Results:Thirty studies from the emergency department were selected, ensuring a mix of ‘positive’ and ‘normal studies’. This consisted of 10 CT abdomen, 10 CT chest/CTPA and 10 trauma pan-scan studies. These studies had a variety of authors ranging from consultant radiologists (6 reports) to senior (14) and junior registrars (10).
The average FKRE score of the original conclusions was 20.3 (standard deviation 17.1) corresponding to a reading level for university educated graduates.

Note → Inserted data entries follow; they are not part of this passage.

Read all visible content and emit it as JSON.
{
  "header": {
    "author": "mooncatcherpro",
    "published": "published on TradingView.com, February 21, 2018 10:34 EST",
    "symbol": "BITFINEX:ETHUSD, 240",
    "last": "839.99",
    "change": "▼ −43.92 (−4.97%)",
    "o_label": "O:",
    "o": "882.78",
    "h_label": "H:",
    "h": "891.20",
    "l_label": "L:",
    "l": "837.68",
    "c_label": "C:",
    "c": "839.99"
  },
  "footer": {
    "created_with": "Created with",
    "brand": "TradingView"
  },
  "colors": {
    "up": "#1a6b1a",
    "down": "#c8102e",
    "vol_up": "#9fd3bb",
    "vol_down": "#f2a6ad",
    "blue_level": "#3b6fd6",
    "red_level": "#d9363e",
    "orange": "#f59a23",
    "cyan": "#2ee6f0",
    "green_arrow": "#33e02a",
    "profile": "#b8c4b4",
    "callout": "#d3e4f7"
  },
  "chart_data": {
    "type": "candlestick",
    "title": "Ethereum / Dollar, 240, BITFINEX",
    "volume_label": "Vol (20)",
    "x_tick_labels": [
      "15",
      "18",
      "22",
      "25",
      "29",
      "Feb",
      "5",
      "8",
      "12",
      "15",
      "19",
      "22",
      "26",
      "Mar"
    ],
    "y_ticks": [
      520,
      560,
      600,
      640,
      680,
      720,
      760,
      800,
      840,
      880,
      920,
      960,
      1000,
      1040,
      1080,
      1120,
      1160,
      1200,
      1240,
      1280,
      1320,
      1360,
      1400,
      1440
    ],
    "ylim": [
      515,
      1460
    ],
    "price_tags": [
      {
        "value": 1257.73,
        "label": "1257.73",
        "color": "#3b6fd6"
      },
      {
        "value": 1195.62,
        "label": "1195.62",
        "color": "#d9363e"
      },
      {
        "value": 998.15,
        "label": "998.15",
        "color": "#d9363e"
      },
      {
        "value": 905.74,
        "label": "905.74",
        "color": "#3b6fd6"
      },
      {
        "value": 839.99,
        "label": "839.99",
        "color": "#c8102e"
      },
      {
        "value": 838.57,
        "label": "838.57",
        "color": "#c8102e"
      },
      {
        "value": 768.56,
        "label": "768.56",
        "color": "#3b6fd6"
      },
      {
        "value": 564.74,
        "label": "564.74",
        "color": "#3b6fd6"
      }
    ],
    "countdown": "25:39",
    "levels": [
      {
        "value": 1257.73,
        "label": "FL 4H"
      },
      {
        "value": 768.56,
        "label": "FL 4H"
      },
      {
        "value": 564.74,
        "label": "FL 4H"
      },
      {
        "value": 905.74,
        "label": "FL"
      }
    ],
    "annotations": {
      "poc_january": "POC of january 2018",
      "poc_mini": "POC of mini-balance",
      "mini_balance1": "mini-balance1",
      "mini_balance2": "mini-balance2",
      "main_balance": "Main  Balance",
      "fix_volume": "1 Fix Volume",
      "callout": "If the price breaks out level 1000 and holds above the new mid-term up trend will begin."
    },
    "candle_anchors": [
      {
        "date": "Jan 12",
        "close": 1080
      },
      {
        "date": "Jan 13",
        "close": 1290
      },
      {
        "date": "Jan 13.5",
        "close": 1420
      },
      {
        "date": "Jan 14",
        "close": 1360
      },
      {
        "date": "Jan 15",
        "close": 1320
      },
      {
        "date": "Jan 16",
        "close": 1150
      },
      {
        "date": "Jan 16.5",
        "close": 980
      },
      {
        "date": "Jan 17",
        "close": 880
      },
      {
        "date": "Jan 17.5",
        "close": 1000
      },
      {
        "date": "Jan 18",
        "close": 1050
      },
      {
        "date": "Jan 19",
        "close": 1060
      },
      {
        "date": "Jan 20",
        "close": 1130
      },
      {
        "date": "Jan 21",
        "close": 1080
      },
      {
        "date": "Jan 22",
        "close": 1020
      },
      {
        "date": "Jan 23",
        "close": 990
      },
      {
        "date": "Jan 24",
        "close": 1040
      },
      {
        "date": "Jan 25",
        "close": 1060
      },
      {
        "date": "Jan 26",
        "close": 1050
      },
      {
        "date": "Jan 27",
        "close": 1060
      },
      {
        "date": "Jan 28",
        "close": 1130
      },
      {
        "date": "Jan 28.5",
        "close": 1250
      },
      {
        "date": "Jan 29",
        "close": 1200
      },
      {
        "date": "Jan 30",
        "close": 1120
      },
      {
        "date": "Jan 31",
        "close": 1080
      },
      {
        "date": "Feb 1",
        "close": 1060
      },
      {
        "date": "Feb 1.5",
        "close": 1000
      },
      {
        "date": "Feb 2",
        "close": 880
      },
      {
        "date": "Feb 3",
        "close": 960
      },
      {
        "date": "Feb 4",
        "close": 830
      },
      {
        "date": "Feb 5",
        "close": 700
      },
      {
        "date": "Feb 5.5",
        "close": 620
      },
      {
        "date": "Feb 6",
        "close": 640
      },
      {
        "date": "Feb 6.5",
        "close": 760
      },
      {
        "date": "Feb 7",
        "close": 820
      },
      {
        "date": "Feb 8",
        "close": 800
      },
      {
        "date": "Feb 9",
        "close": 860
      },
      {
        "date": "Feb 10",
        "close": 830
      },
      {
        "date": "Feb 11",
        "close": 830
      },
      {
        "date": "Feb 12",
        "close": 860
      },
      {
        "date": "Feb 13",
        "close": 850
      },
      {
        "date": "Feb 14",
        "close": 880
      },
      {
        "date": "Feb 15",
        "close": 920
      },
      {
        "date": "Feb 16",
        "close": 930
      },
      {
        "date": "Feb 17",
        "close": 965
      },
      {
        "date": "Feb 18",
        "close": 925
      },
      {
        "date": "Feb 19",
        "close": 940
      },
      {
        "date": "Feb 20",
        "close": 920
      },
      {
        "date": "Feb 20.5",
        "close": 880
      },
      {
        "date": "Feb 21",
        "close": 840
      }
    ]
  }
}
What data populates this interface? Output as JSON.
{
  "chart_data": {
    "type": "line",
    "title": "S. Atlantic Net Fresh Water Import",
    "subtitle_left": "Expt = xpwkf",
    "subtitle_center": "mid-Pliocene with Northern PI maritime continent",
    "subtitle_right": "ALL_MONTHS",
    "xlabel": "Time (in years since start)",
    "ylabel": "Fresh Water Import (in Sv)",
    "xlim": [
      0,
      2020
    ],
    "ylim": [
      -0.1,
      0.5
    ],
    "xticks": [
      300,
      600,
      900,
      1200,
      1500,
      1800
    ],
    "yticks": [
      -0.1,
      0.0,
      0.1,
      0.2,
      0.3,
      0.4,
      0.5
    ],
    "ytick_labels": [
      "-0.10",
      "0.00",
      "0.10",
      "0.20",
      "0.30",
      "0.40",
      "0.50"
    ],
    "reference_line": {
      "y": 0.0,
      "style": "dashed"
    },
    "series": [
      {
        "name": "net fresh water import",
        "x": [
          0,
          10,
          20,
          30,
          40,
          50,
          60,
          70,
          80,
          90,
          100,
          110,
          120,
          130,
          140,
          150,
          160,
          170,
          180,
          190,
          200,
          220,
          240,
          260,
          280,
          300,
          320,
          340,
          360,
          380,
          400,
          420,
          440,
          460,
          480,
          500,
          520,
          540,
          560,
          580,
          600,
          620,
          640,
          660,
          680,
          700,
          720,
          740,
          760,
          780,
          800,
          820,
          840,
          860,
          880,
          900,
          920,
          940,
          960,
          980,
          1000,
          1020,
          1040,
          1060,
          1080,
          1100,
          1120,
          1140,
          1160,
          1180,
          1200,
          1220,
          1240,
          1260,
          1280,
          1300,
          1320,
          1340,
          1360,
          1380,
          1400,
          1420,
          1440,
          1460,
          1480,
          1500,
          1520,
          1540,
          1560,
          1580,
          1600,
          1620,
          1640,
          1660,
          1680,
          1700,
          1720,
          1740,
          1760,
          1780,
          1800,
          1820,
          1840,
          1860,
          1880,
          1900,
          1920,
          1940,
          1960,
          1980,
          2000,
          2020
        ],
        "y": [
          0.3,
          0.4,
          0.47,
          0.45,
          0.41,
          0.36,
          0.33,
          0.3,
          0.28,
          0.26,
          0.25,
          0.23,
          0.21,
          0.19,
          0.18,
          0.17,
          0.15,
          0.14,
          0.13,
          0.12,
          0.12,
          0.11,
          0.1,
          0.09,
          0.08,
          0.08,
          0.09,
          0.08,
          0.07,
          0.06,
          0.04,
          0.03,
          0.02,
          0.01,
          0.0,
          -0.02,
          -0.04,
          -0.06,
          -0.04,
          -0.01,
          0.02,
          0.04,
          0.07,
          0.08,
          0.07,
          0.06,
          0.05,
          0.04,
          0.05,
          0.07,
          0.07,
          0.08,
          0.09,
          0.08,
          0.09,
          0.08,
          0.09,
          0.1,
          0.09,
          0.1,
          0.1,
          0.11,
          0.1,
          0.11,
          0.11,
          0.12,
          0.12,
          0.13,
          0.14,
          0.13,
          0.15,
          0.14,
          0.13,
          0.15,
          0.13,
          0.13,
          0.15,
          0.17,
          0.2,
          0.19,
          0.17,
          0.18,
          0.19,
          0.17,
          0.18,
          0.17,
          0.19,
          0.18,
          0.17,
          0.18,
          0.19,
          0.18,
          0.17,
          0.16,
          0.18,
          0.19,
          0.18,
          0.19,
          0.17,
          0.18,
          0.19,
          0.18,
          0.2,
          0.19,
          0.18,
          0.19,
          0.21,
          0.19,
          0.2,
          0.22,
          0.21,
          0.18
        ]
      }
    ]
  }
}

After simplification by ChatGPT, the average score increased to 65.2 (standard deviation 15.7) which is appropriate for a 12-year-old school child to understand, figure 1. However 6/30 reports showed no improvement in readability.
All 30 simplified reports were deemed by both authors to appropriately convey information with no critical additions or omissions within the conclusion. When the original text contained vague or erroneous statements the simplified text accurately reflected this uncertainty.
Discussion:The changes introduced by ChatGPT to create simplified text predominantly relied on reducing or explaining medical jargon. For example, ‘haemorrhage’ would often be substituted with ‘bleed’, ‘intracranial’ with ‘inside head’ and ‘pulmonary embolism’ exchanged with ‘blood clot in lungs’. Occasionally a report would be lengthened in order to elucidate difficult concepts, such as ‘Left PUJ obstruction…favoured to reflect calculus’altered to ‘…blockage where the kidney meets the ureter on the left side’. Example reports are presented in table 1.
Interestingly, one report by ChatGPT introduced a new management recommendation which, while not strictly incorrect, could be considered inappropriate without further clinical details. In a patient with acute appendicitis ChatGPT simplified text stated “…The doctor will likely recommend surgery to remove the appendix”. This was not present on original conclusion (see table 2). By instructing ChatGPT to avoid recommendations or opinions on management, this unexpected addition could be suppressed.
ChatGPT was unable to improve readability in 6/30 report conclusions. Of these, 2 were short conclusions in which simplification was deemed irrelevant (‘no acute intracranial pathology’), while two others were trauma studies with multiple positive findings. In the setting of multiple findings, the sentence length and total number of words is inflated causing an elevated FKRE score. The authors believe the ChatGPT altered texts was simplified for the patient appropriately. An example is supplied in table 3.
The alterations by ChatGPT demonstrate a convincing improvement in readability of the radiology report. While this presumably improves overall patient understanding, we did not investigate the impact of a simplified report on the clinician. A reduction in jargon can make a text more accessible to laypersons, however jargon can also be a useful mode of communication between experts, allowing efficient communication about specialised topics. One could envision a scenario where multiple reports are created and tailored to each relevant participant, so as to maximise their ability to understand and interact with the information provided. The speed and preservation of meaning provided by NLP models may make them uniquely suited for such a task.